Let us assume that there are two people Alice and Bob. Alice borrows some money from Bob and Bob writes it on a piece of paper signed by Alice. After some days Alice denies the existence of such document and claims that Bob has forged that piece of paper. Bob would now find it difficult to prove that Alice actually owes him Money.
In this example Alice and Bob are two nodes.
Now assume the same scenario, but among a society. So there are ’k’ pair of people transacting with each other. And the only proof that each pair has, is that piece of paper. Looking at this scenario, one person, Kate comes up with a solution. She suggests maintaining a common notebook of transaction for entire society. She designates town hall to be the place where every exchange takes place. In the common notebook, every pair writes the transaction and then the notebook is kept safely. People rejoice and accept Kate as their leader.
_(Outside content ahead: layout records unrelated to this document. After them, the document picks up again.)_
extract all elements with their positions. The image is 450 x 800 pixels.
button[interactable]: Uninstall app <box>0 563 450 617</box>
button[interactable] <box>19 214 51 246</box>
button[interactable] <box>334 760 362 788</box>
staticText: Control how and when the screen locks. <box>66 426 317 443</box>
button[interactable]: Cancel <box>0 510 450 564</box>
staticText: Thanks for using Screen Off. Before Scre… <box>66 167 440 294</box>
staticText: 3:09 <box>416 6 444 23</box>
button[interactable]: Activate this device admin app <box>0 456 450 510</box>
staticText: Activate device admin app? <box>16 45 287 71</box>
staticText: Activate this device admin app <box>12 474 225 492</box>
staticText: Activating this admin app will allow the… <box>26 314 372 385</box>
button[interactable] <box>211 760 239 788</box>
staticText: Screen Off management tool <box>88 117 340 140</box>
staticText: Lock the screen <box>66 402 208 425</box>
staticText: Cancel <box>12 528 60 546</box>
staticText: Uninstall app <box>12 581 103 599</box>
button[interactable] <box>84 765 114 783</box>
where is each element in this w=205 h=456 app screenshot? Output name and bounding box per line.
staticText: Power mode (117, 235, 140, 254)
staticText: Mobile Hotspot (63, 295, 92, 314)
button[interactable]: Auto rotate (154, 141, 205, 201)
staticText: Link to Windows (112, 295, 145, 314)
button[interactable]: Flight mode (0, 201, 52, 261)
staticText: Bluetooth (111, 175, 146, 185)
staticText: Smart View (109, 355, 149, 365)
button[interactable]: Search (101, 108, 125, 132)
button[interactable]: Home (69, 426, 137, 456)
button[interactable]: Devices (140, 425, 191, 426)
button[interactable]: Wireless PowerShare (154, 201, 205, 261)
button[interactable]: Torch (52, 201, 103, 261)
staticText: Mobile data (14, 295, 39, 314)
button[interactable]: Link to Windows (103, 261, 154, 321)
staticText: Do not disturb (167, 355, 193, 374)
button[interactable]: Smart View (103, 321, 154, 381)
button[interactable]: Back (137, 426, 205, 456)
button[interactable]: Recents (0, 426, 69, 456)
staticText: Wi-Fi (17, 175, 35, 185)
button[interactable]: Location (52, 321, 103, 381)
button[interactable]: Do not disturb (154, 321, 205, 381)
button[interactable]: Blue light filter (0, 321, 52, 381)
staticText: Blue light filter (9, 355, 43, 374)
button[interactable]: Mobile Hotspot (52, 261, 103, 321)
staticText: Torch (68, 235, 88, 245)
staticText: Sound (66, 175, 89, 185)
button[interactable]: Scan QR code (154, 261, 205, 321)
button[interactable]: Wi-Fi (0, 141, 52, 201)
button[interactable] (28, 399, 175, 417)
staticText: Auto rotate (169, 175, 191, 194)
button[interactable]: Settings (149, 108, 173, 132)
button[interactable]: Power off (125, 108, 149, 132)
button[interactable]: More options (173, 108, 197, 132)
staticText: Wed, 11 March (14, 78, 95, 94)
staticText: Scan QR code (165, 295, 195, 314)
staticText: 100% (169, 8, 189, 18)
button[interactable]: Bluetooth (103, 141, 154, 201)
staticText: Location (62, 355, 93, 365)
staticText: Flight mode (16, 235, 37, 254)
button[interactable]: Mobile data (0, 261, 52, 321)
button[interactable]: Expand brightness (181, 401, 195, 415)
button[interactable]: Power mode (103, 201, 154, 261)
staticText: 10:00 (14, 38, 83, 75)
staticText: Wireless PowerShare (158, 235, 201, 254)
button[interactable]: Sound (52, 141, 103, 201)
That notebook can be called a database.
But one day, somebody spills wine on the notebook. This makes the notebook illegible. Taking the advantage of this situation, Alice again denies taking money from Bob.
This is the problem databases face - single point of failure.
Irritated by this problem, Kate comes up with another solution. She suggests maintaining multiple notebooks. She chooses some trustworthy people from the society and gives them a notebook each. Now every time a transaction or exchange takes place between two people, Kate instructs some of those trustworthy people to mention the transaction in their notebooks. So the data is repeated in the notebooks. Now, even if one notebook is destroyed, chances are that all the data regarding transactions are still present in the combination of other notebooks.
This is a distributed database and multiple notebooks are the multiple nodes.
But next day, another problem arises. Kate has a friend named Bert who owes a lot of money to some people in the society. He asks Kate for help and she agrees to help him. She instructs all the people with the notebooks to remove the entries where Bert received money. Now Bert doesn’t owe any money based on the notebooks.
This is the problem with distributed databases - they are centralized. That means one single entity owns all the nodes/resources and can make changes as they deem fit.
When the people from the society come to know of it, they remove Kate from the leadership.
So, well. This is the easiest example I can think of to explain Blockchain. Blockchain is a decentralized, peer to peer, immutable storage network which is censor free and regulator free because of the absence of one single controlling entity. Every transaction that is written is voted upon by a majority of nodes and changing something which was written before in the chain is computationally very difficult.